Глава 10 Утренние беседы при дожде

16 августа 1977 года, вторник

— Нас утро встречает прохладой, — звучало в голове, пока мы занимались зарядкой в садике.

Да уж. Середина августа, а утром плюс семь. Стокгольм — город хладный. И опять туман, в перспективе дождь.

Никто ночью ни Фролова нам не вернул, ни Миколчука. Ну и что? На сон это никак не повлияло. Как другие, не знаю, а я лёг сразу после часу. В час — в три по Чернозёмскому, — получил порцию тягостных видений, а потом и уснул.

А сегодня мы взяли первый из двух разрешенных тайм-аутов. Я-де болен. Бюллютеню. Нету сил. Обдумать ситуацию.

Подумаешь, Фролов. Ну, остался и остался, невелик убыток. У нас на курсе я троих Фроловых знаю, предложи каждому загранкомандировку, в которой всего и нужно только нацепить зеркальные очки, и смотреть на игроков — каждый согласится. В капстрану-то!

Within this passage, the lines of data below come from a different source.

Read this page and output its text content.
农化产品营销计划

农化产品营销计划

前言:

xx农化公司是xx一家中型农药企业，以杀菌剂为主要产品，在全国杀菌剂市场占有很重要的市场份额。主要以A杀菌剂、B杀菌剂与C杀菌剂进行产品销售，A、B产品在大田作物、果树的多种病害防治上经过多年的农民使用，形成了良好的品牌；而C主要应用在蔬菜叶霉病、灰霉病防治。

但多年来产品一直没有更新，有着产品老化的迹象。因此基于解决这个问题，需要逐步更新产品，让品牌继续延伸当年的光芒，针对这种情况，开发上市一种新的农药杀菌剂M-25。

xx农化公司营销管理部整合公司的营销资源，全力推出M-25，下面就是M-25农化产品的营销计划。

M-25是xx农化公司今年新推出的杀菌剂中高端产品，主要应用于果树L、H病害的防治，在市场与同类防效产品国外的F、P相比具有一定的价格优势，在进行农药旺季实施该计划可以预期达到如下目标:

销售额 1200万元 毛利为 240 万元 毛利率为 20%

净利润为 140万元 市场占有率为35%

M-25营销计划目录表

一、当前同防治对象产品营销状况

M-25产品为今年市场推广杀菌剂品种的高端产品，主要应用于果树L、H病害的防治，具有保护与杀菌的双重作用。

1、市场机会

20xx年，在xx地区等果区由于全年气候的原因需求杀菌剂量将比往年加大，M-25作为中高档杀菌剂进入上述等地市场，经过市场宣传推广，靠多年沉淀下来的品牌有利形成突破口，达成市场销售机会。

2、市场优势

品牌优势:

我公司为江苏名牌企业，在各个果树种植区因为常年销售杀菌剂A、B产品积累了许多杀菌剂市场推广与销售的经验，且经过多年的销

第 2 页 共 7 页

С Миколчуком сложнее, но и тут особого беспокойства нет. Так что ноги на ширине плеч, руки за голову и — вправо-влево, вправо-влево.

Нет, зарядку провожу не я. Антон. Но по моему распоряжению. Сам я не отлыниваю, а вместе со всеми: влево-вправо, влево-вправо.

Наклоны, ладонями достать до земли. Снова, снова и снова, развивая гибкость позвоночника. В жизни пригодится.

Наконец, занятия окончились. Переходим к водным процедурам, затем завтрак.

И только мы вошли в холл отеля, как ко мне подошел неприметный соотечественник.

— Я из посольства. Вам нужно срочно приехать.

— Хорошо, приеду, — и двинулся к своему номеру.

— Я сказал — срочно, — повысил голос посольский.

— Вы в самом деле думаете, что я поеду в посольство в этом? — я показал на свой костюм. Хороший костюм, тренировочный, динамовский, но для посещения посольства не самый подходящий.

— Только быстро, — сказал соотечественник.

Я отвечать не стал. Прошел к себе, принял душ, побрился, причесался, надел соответствующий костюм, светло-серый, итальянский, повязал одноцветную бабочку посмотрелся в зеркало. Шляпа у меня одна, тёмно-серая, но еще есть два берета.

Я выбрал шляпу.

Удовлетворительно.

— Ну, что вы так долго?

— Сначала завтрак.

— Какой завтрак?

— Шведский, вестимо.

— Вы что себе позволяете? — и даже попытался взять меня за рукав.

— Послушайте, а вы, собственно, кто? Почему не представились? Может, вы совсем не из посольства? Может, вы провокатор? Готовите похищение? Я звоню в полицию, — и я прошел к стойке портье.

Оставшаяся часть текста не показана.